Town Hall Station
Did you know that Town Hall Station stands where Sydney’s first cemetery once lay? It’s what’s known as the Old Sydney Cemetery and was established in September 1792 by governor Arthur Phillip and the reverend Richard Johnson, back when it was the outskirts of town (it’s the dead centre of the city now). In 1812, governor Lachlan Macquarie authorised the extension of the burial ground to the north and west and granted a site for a new church, St Andrew’s, next door, covering just under a hectare.
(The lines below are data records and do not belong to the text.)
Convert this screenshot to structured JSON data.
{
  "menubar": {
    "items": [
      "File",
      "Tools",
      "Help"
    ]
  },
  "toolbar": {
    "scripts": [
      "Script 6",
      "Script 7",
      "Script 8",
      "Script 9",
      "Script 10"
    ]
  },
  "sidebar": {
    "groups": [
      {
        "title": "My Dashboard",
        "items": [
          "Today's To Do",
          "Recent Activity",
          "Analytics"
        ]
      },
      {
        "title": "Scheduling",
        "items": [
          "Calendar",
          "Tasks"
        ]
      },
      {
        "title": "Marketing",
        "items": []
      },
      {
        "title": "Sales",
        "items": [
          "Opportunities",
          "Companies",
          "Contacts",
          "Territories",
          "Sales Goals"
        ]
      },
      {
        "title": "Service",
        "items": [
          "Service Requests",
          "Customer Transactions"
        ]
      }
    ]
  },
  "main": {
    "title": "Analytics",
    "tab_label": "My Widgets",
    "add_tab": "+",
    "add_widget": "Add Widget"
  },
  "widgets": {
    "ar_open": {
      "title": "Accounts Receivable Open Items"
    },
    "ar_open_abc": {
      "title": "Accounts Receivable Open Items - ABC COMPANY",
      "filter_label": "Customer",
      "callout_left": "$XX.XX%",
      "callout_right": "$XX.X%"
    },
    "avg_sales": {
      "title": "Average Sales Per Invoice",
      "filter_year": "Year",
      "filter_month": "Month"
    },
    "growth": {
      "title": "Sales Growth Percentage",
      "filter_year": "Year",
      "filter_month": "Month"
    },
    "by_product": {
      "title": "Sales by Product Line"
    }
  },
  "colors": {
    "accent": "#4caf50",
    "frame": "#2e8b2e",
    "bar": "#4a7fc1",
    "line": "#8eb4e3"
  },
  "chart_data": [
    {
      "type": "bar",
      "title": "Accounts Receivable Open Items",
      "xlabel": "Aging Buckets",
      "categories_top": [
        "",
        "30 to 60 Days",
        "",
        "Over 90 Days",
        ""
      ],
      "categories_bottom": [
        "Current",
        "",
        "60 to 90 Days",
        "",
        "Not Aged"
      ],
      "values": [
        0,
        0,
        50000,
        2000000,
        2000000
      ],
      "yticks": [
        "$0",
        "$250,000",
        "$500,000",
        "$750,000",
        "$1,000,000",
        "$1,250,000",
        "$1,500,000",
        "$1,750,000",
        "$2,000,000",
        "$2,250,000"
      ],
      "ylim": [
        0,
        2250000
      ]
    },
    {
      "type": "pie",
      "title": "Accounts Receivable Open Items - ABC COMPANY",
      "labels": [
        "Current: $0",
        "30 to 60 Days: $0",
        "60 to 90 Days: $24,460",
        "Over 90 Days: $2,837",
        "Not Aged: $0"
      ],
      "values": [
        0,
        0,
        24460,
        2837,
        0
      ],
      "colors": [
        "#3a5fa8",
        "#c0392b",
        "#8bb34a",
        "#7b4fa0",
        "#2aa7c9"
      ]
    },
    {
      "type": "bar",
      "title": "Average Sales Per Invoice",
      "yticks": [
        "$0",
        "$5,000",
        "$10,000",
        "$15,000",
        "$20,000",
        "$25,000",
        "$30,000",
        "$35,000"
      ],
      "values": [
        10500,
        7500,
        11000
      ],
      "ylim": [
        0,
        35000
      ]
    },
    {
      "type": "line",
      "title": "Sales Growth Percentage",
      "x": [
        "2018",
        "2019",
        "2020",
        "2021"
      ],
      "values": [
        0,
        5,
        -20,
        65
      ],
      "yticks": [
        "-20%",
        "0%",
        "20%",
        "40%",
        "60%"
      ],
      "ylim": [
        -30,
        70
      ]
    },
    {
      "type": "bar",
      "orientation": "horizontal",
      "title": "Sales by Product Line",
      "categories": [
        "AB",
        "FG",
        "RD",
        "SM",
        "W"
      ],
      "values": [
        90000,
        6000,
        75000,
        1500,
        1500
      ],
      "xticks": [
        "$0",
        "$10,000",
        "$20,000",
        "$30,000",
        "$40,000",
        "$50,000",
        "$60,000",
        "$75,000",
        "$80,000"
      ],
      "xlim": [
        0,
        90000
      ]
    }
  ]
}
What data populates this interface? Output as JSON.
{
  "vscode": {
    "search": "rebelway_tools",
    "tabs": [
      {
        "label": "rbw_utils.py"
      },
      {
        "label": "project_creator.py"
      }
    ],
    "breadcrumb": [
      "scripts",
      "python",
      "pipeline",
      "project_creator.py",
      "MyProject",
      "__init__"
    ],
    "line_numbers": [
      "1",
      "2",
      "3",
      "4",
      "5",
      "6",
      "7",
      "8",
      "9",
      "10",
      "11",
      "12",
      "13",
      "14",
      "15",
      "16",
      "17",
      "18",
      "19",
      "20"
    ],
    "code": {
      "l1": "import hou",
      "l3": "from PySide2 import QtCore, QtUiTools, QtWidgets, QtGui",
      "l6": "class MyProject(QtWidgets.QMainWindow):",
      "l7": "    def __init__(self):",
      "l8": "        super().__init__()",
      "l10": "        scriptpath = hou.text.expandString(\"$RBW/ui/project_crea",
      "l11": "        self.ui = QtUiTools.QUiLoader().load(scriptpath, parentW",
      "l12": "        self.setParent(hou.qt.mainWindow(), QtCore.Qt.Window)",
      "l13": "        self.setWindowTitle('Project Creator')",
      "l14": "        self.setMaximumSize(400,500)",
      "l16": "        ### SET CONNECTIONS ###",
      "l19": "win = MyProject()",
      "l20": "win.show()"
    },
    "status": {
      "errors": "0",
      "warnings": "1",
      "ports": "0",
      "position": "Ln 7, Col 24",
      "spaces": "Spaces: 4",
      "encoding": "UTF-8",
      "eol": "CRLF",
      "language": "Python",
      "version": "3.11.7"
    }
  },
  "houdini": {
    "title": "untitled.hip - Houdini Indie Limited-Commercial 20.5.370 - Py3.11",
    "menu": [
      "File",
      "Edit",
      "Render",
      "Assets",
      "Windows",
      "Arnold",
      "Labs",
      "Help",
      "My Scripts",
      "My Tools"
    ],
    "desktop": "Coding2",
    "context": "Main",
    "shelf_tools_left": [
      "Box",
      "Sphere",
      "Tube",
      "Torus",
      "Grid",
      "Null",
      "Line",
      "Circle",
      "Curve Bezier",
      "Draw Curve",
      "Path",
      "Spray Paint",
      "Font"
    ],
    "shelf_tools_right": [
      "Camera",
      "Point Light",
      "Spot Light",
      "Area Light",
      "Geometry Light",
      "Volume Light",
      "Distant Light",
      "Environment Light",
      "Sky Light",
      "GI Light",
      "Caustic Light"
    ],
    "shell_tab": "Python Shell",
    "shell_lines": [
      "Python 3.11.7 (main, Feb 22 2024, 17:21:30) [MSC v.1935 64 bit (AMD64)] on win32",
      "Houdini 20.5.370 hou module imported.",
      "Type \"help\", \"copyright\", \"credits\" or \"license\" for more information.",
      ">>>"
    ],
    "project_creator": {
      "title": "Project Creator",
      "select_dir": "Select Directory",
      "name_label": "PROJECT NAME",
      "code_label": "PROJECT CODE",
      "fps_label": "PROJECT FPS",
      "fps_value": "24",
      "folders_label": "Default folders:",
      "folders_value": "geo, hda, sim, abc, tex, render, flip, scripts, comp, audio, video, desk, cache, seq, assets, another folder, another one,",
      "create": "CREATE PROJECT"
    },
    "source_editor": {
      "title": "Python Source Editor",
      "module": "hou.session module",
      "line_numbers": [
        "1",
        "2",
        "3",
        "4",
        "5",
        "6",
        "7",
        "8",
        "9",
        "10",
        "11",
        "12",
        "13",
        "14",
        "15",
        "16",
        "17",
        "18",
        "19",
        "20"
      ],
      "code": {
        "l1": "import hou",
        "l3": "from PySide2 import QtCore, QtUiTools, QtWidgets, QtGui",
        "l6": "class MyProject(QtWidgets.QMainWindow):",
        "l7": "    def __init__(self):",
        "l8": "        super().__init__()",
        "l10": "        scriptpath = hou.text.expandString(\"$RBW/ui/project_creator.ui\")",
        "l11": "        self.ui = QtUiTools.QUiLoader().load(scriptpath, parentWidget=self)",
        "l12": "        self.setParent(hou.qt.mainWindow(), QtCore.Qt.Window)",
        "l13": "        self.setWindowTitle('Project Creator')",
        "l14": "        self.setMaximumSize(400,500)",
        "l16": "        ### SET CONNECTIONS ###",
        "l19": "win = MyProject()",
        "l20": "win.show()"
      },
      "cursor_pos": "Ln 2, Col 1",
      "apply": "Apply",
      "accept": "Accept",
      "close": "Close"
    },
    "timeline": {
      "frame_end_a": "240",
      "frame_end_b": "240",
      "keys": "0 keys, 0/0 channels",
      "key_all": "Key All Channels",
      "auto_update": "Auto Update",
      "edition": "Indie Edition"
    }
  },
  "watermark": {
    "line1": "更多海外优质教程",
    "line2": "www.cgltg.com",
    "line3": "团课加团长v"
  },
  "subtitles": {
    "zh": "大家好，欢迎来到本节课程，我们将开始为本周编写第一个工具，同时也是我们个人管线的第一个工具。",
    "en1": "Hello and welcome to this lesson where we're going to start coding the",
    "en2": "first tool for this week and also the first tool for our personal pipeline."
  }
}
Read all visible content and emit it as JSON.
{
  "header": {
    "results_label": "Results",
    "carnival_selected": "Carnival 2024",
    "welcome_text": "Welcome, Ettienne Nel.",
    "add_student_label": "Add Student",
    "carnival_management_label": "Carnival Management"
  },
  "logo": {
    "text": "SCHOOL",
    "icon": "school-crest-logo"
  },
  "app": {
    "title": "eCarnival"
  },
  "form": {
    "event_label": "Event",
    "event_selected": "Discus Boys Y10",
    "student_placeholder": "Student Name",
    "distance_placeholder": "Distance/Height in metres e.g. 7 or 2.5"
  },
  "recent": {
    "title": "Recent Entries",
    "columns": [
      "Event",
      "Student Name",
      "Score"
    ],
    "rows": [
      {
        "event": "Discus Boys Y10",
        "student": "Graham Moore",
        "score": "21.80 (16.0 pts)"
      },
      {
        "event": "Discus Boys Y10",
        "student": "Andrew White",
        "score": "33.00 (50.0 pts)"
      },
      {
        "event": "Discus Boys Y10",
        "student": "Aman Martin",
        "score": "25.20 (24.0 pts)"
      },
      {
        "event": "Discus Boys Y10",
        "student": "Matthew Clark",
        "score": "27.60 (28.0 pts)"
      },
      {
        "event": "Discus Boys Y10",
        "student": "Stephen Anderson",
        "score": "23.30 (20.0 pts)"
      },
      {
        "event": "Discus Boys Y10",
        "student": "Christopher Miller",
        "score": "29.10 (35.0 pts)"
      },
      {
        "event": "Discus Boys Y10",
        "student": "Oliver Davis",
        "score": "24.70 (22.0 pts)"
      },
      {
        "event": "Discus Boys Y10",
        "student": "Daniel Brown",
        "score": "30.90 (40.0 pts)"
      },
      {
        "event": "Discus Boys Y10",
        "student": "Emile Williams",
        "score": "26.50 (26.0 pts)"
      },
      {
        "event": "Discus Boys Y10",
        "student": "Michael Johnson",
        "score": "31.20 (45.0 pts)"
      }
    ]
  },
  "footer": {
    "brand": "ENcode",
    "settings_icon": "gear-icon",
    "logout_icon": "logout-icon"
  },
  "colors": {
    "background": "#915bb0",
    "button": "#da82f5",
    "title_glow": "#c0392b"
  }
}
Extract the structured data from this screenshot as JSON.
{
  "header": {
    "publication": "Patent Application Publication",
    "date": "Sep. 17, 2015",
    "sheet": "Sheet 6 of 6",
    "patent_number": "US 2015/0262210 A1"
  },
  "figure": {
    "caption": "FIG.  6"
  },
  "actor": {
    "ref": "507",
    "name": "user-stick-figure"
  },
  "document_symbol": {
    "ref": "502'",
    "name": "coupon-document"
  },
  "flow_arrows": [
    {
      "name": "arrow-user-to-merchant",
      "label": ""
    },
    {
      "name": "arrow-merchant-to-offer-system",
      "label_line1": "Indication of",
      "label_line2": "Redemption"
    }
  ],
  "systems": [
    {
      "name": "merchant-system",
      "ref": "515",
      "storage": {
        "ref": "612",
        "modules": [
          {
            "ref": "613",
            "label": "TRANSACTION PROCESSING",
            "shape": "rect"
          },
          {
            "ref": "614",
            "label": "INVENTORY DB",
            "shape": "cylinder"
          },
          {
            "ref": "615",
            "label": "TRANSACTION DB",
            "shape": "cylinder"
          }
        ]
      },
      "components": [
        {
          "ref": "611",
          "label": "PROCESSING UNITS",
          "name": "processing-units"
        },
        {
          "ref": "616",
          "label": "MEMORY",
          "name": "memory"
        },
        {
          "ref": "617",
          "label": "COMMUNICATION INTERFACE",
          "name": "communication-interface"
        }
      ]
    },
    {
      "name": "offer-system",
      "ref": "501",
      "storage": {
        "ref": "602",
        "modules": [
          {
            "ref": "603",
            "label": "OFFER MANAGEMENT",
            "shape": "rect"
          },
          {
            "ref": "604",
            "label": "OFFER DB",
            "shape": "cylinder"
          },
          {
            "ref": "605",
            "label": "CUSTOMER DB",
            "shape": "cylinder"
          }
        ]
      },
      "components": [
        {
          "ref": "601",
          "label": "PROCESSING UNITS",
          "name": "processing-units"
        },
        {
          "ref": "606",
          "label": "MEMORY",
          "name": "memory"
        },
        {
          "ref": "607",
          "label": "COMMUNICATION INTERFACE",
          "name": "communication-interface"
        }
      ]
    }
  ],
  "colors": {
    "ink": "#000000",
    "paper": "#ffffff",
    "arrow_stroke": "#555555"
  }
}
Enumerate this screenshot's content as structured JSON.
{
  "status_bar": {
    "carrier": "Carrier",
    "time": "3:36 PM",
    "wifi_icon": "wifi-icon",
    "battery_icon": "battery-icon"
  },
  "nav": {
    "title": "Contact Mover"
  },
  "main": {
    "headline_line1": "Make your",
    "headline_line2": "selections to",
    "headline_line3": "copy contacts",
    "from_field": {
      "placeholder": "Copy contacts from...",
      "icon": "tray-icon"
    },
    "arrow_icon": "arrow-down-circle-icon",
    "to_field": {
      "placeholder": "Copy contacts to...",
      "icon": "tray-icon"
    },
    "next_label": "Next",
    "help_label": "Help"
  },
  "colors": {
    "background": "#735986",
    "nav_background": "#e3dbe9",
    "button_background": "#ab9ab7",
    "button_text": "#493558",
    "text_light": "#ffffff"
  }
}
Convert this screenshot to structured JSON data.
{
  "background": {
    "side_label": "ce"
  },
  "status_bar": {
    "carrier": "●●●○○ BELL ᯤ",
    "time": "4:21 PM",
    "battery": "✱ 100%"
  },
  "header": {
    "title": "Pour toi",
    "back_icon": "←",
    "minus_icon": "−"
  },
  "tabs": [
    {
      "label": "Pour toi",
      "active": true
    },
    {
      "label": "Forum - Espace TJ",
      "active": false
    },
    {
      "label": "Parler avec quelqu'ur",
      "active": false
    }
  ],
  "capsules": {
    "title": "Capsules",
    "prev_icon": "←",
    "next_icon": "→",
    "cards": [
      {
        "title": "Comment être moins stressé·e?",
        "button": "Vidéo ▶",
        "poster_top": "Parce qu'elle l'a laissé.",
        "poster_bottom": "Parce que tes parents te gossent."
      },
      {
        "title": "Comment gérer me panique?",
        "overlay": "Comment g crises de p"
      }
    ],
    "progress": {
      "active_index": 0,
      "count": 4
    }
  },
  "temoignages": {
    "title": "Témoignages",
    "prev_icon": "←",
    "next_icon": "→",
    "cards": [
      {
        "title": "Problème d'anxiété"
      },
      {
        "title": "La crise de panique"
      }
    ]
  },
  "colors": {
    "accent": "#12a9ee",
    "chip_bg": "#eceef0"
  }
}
By 1820 the cemetery was full, so a new burial ground was set aside on Brickfield Hill – now the site of Central railway station. Vaults and graves were opened and most of the corpses and tombs deposited in the new burial ground, though some were left behind. Once closed, the cemetery was neglected, and by 1837 many of the headstones had been vandalised. The cemetery became “a resort for bad characters at night” and by day stray pigs, goats and horses wandered among the graves, many of which lay open. Graves and remains were still being discovered years after the cemetery officially relocated. In the 1890s water main excavations uncovered skulls. Just skulls.
In 1924, coffins and tombs were unearthed while electric lighting was being installed, and most recently in 2007, evidence of at least 50 graves was uncovered during station updates.